SALT LAKE CITY (AP) — A Mormon church-backed anti-discrimination bill that protects LGBT Utah residents and religious rights has to wait another day to clear its second-to-last vote in the state Legislature, after a House committee postponed a vote on the bill until Tuesday afternoon.
Members of the House Judiciary Committee decided Monday evening that despite an hour-long hearing, they needed more time to consider the bill and hear comments from the public. They’re scheduled to take up the matter again Tuesday afternoon and vote on the proposal at that time.
Despite being unveiled less than a week ago, the bill’s support from the Utah-based Church of Jesus Christ of Latter-day Saints has helped fast-track the measure through the Legislature.
If the full House votes to support the measure before they adjourn at midnight Thursday, the bill advances to Republican Gov. Gary Herbert, who has pledged to sign it.
Conservative critics of the bill have argued it doesn’t go far enough to protect religious rights, such as the right of an individual to refuse service to a gay couple, and that the proposal creates special protections for gay and transgender people.
LGBT advocates who’ve long pushed for protections at the state Legislature have celebrated the bill, which has secured the kind of broad support from religious groups and Republican lawmakers that they need to a statewide anti-discrimination law passed in conservative Utah.
The Mormon church said it is fully behind the legislation, which follows the principles set out in its call for laws that balance religious rights and LGBT protections.
The church’s support for the measure comes as the faith’s leaders have softened their tone in recent years regarding same-sex attraction. While moving away from harsh rhetoric and preaching compassion and acceptance, the LDS Church insists it is not changing doctrine and still believes sex is against the law of God unless it’s within a marriage between a man and a woman.
The bill is limited to protecting gay and transgender people from discrimination in housing and employment. Religious organizations and their affiliates such as schools and hospitals are exempt, as is the Boy Scouts of America, which has a ban on gay adult Scout leaders and has close ties to the LDS Church.
The bill allows for religious people to express their beliefs in the workplace without retribution as long as they are not harassing someone and the speech doesn’t interfere with the company’s core business.
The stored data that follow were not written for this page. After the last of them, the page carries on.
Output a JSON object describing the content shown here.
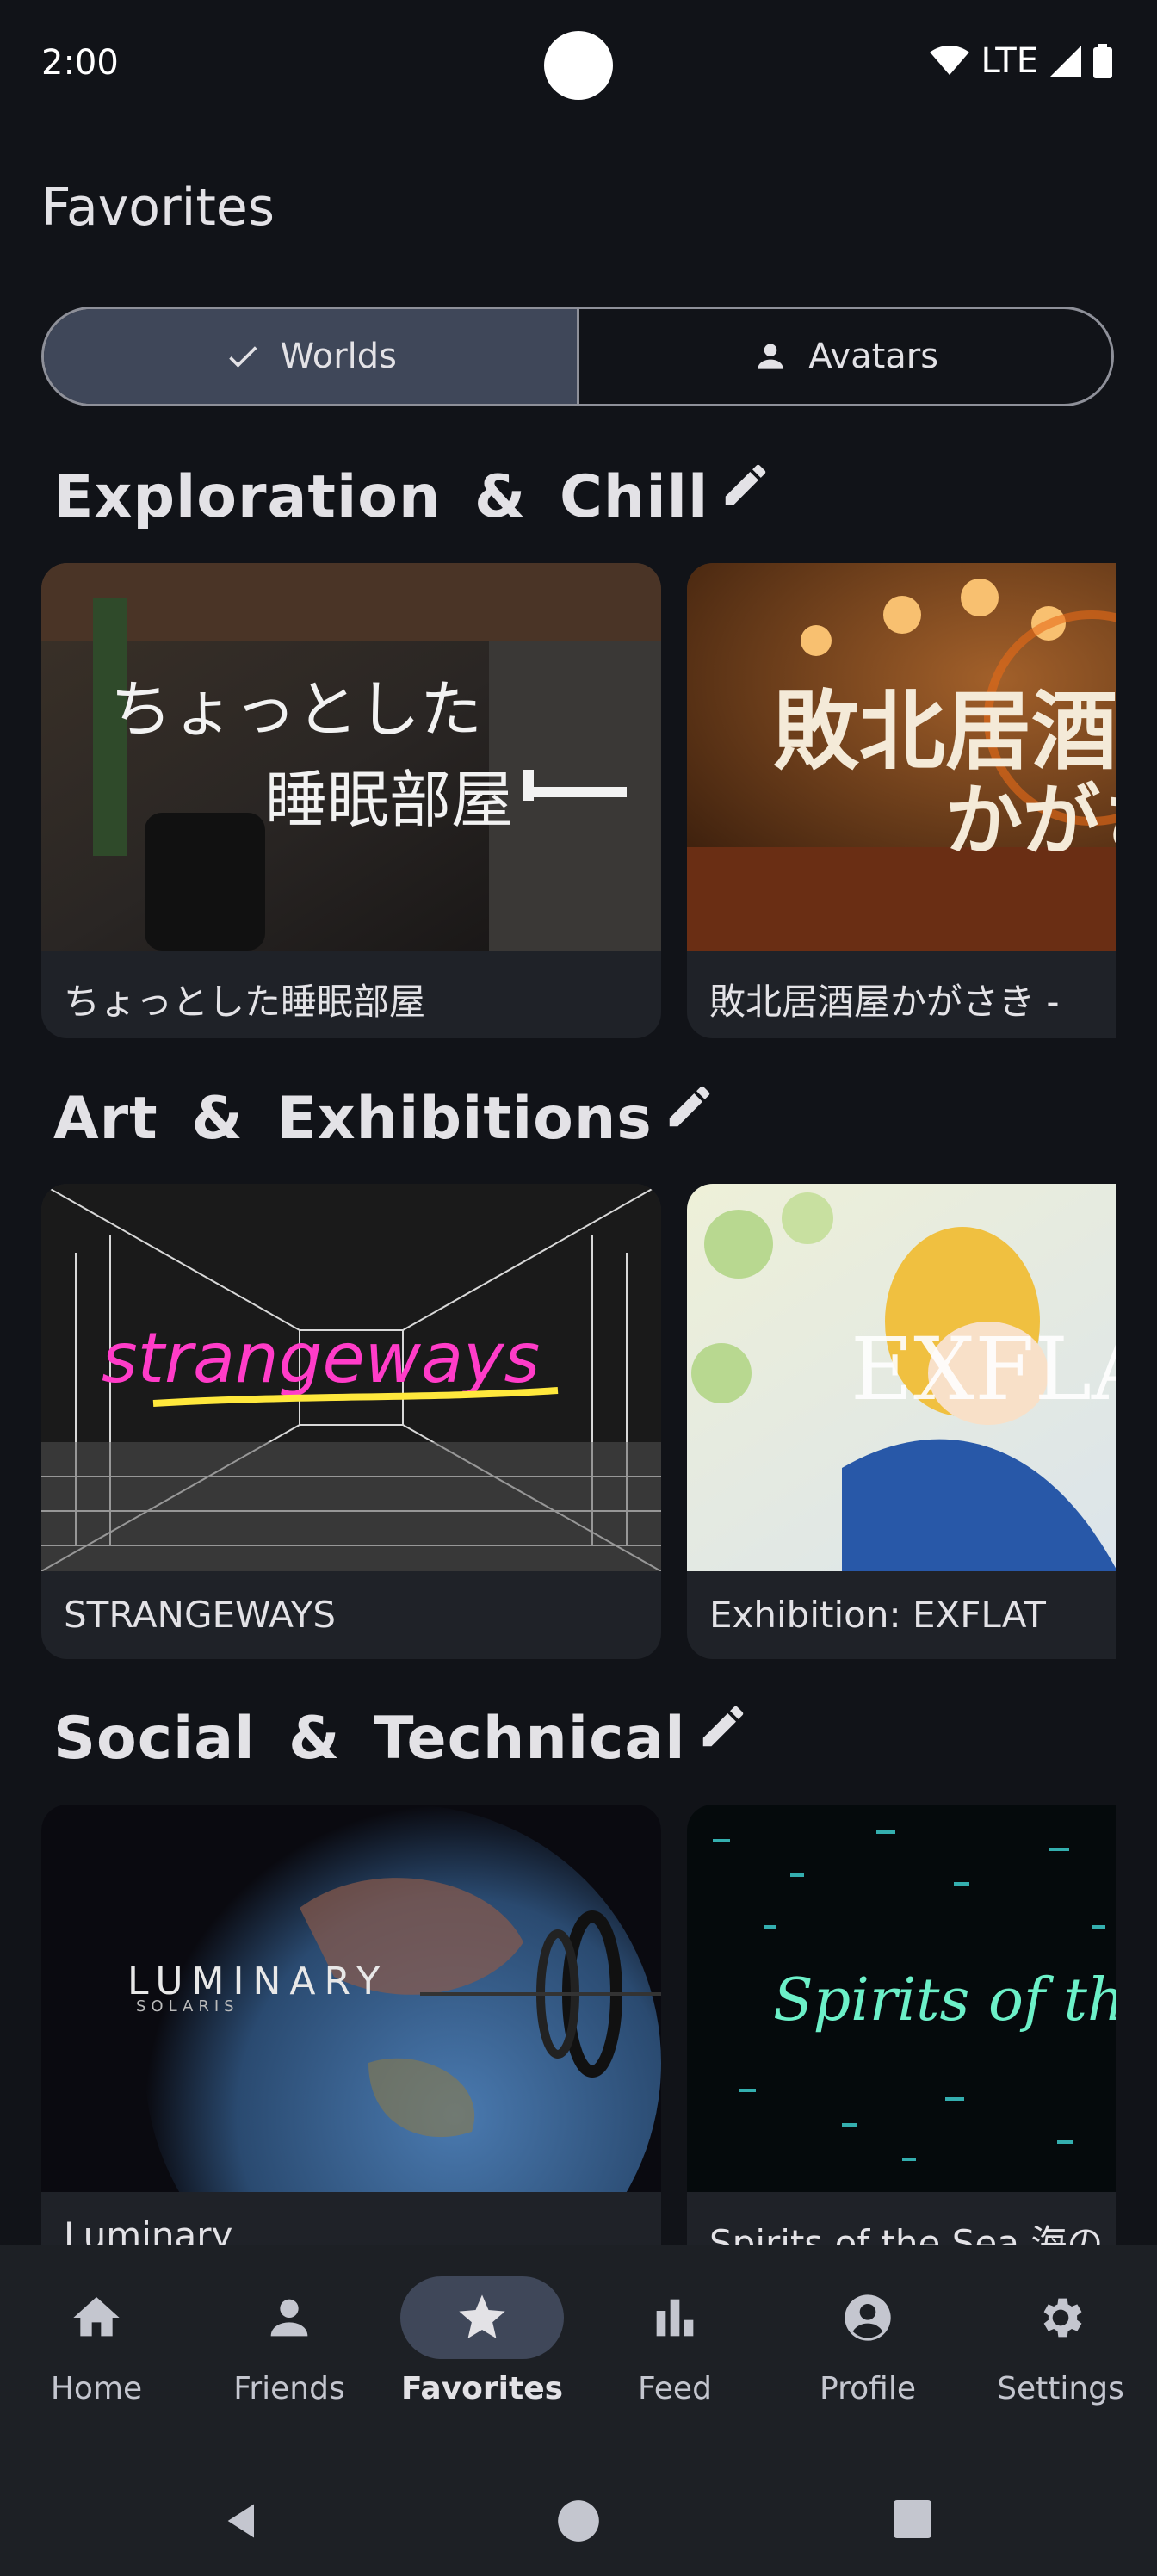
{
  "status_bar": {
    "time": "2:00",
    "network": "LTE"
  },
  "page": {
    "title": "Favorites"
  },
  "segmented": {
    "worlds_label": "Worlds",
    "avatars_label": "Avatars",
    "selected": "Worlds"
  },
  "sections": [
    {
      "title": "Exploration & Chill",
      "cards": [
        {
          "label": "ちょっとした睡眠部屋"
        },
        {
          "label": "敗北居酒屋かがさき -"
        }
      ]
    },
    {
      "title": "Art & Exhibitions",
      "cards": [
        {
          "label": "STRANGEWAYS"
        },
        {
          "label": "Exhibition: EXFLAT"
        }
      ]
    },
    {
      "title": "Social & Technical",
      "cards": [
        {
          "label": "Luminary"
        },
        {
          "label": "Spirits of the Sea 海の"
        }
      ]
    }
  ],
  "thumbnails": {
    "sleep_room": "ちょっとした 睡眠部屋",
    "izakaya": "敗北居酒屋 かがさき",
    "strangeways": "strangeways",
    "exflat": "EXFLAT",
    "luminary": "LUMINARY",
    "luminary_sub": "SOLARIS",
    "spirits": "Spirits of the"
  },
  "bottom_nav": {
    "items": [
      {
        "label": "Home",
        "icon": "home-icon"
      },
      {
        "label": "Friends",
        "icon": "person-icon"
      },
      {
        "label": "Favorites",
        "icon": "star-icon"
      },
      {
        "label": "Feed",
        "icon": "bar-chart-icon"
      },
      {
        "label": "Profile",
        "icon": "account-circle-icon"
      },
      {
        "label": "Settings",
        "icon": "gear-icon"
      }
    ],
    "active": "Favorites"
  },
  "colors": {
    "background": "#111318",
    "selected_segment": "#3f4759",
    "nav_background": "#1d2025",
    "card_background": "#1f2228"
  }
}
For example, a worker at Planned Parenthood would not be allowed to wear an anti-abortion button at work, according to the bill’s drafters.
It allows employers to adopt “reasonable dress and grooming standards” and “reasonable rules and polices” for gender-specific restrooms and other facilities, as long as they also accommodate transgender people.
Lawmakers say they specifically didn’t define a “reasonable” regulation in order to give employers flexibility to find a solution to their situation.
The bill also doesn’t address thornier discrimination questions about whether a business has to serve someone for religious reasons, such as a wedding photographer who objects to photographing a same-sex marriage.